Sue n’approfondit pas. Et raccrocha avant que Malko ait pu lui demander où se trouvait l’avion de Dennis Krug.

— Bien, je suis là dans un quart d’heure.

Il n’y avait plus qu’à prier pour qu’ils arrivent à temps. Le téléphone sonna.

C’était Albert Mann. Fébrile.

— Le type dont vous parlez – Dennis Krug – possède un Learjet, une machine capable de voler 2 500 miles. Enregistrée à Los Angeles, mais nous ignorons absolument où elle se trouve.

— En principe, je l’aurai trouvé dans une heure, dit Malko content de voir que l’initiative individuelle battait les computers et les puissantes agences fédérales. Mais j’aurai peut-être besoin d’aide.

Moralement, Albert Mann sauta au plafond.

— Vous n’allez pas y aller seul ! rugit-il. Je vais vous expédier ce que nous avons de mieux comme…

— Vous voulez rejouer la charge de la Brigade légère ? suggéra Malko. N’oubliez pas que ces gens ont tué plusieurs fois pour arriver à leur fin. Il y a eu assez de cadavres.

— Laissez-moi arriver à bord. Ensuite, on essaiera de les neutraliser. À l’arrivée, de préférence.

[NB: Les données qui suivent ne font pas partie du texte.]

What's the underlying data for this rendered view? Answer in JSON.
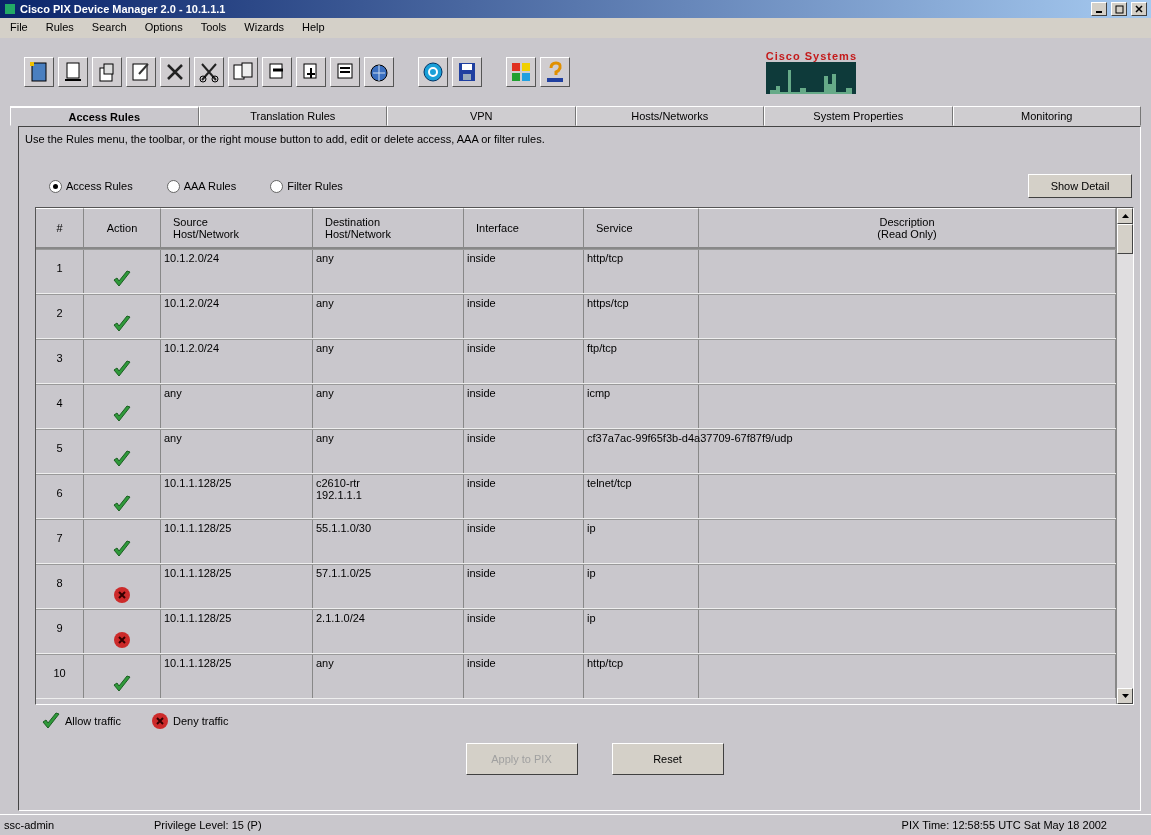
{
  "window": {
    "title": "Cisco PIX Device Manager 2.0 - 10.1.1.1"
  },
  "menu": [
    "File",
    "Rules",
    "Search",
    "Options",
    "Tools",
    "Wizards",
    "Help"
  ],
  "logo": {
    "text": "Cisco Systems"
  },
  "tabs": [
    {
      "label": "Access Rules",
      "selected": true
    },
    {
      "label": "Translation Rules",
      "selected": false
    },
    {
      "label": "VPN",
      "selected": false
    },
    {
      "label": "Hosts/Networks",
      "selected": false
    },
    {
      "label": "System Properties",
      "selected": false
    },
    {
      "label": "Monitoring",
      "selected": false
    }
  ],
  "instructions": "Use the Rules menu, the toolbar, or the right mouse button to add, edit or delete access, AAA or filter rules.",
  "rule_types": [
    {
      "label": "Access Rules",
      "selected": true
    },
    {
      "label": "AAA Rules",
      "selected": false
    },
    {
      "label": "Filter Rules",
      "selected": false
    }
  ],
  "show_detail_button": "Show Detail",
  "table": {
    "columns": [
      [
        "#"
      ],
      [
        "Action"
      ],
      [
        "Source",
        "Host/Network"
      ],
      [
        "Destination",
        "Host/Network"
      ],
      [
        "Interface"
      ],
      [
        "Service"
      ],
      [
        "Description",
        "(Read Only)"
      ]
    ],
    "rows": [
      {
        "number": "1",
        "kind": "allow",
        "source": "10.1.2.0/24",
        "destination": [
          "any"
        ],
        "interface": "inside",
        "service": "http/tcp"
      },
      {
        "number": "2",
        "kind": "allow",
        "source": "10.1.2.0/24",
        "destination": [
          "any"
        ],
        "interface": "inside",
        "service": "https/tcp"
      },
      {
        "number": "3",
        "kind": "allow",
        "source": "10.1.2.0/24",
        "destination": [
          "any"
        ],
        "interface": "inside",
        "service": "ftp/tcp"
      },
      {
        "number": "4",
        "kind": "allow",
        "source": "any",
        "destination": [
          "any"
        ],
        "interface": "inside",
        "service": "icmp"
      },
      {
        "number": "5",
        "kind": "allow",
        "source": "any",
        "destination": [
          "any"
        ],
        "interface": "inside",
        "service": "cf37a7ac-99f65f3b-d4a37709-67f87f9/udp"
      },
      {
        "number": "6",
        "kind": "allow",
        "source": "10.1.1.128/25",
        "destination": [
          "c2610-rtr",
          "192.1.1.1"
        ],
        "interface": "inside",
        "service": "telnet/tcp"
      },
      {
        "number": "7",
        "kind": "allow",
        "source": "10.1.1.128/25",
        "destination": [
          "55.1.1.0/30"
        ],
        "interface": "inside",
        "service": "ip"
      },
      {
        "number": "8",
        "kind": "deny",
        "source": "10.1.1.128/25",
        "destination": [
          "57.1.1.0/25"
        ],
        "interface": "inside",
        "service": "ip"
      },
      {
        "number": "9",
        "kind": "deny",
        "source": "10.1.1.128/25",
        "destination": [
          "2.1.1.0/24"
        ],
        "interface": "inside",
        "service": "ip"
      },
      {
        "number": "10",
        "kind": "allow",
        "source": "10.1.1.128/25",
        "destination": [
          "any"
        ],
        "interface": "inside",
        "service": "http/tcp"
      }
    ]
  },
  "legend": [
    {
      "kind": "allow",
      "label": "Allow traffic"
    },
    {
      "kind": "deny",
      "label": "Deny traffic"
    }
  ],
  "buttons": [
    {
      "label": "Apply to PIX",
      "disabled": true
    },
    {
      "label": "Reset",
      "disabled": false
    }
  ],
  "status_bar": {
    "user": "ssc-admin",
    "privilege": "Privilege Level: 15 (P)",
    "time": "PIX Time: 12:58:55 UTC Sat May 18 2002"
  }
}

Albert Mann acquiesça à contrecœur. La sonnette de la porte d’entrée carillonna. Malko cria dans l’appareil :

— J’y vais. À bientôt.

Sue l’attendait dehors dans sa T-Bird décapotable rouge. Avec sa robe imprimée, un maquillage léger et de grosses lunettes noires, elle paraissait dix ans de moins.

Elle embrassa Malko légèrement sur les lèvres et lui laissa le volant.

— Quel merveilleux week-end, on va passer, dit-elle. La dernière fois, nous avons été à Puerto Vallarta. Pendant trois jours, on a bu, dansé et fait l’amour. C’était divin.

Cette fois, cela risquait d’être moins divin mais plus mouvementé. Avec un assassin à bord et le FBI aux trousses.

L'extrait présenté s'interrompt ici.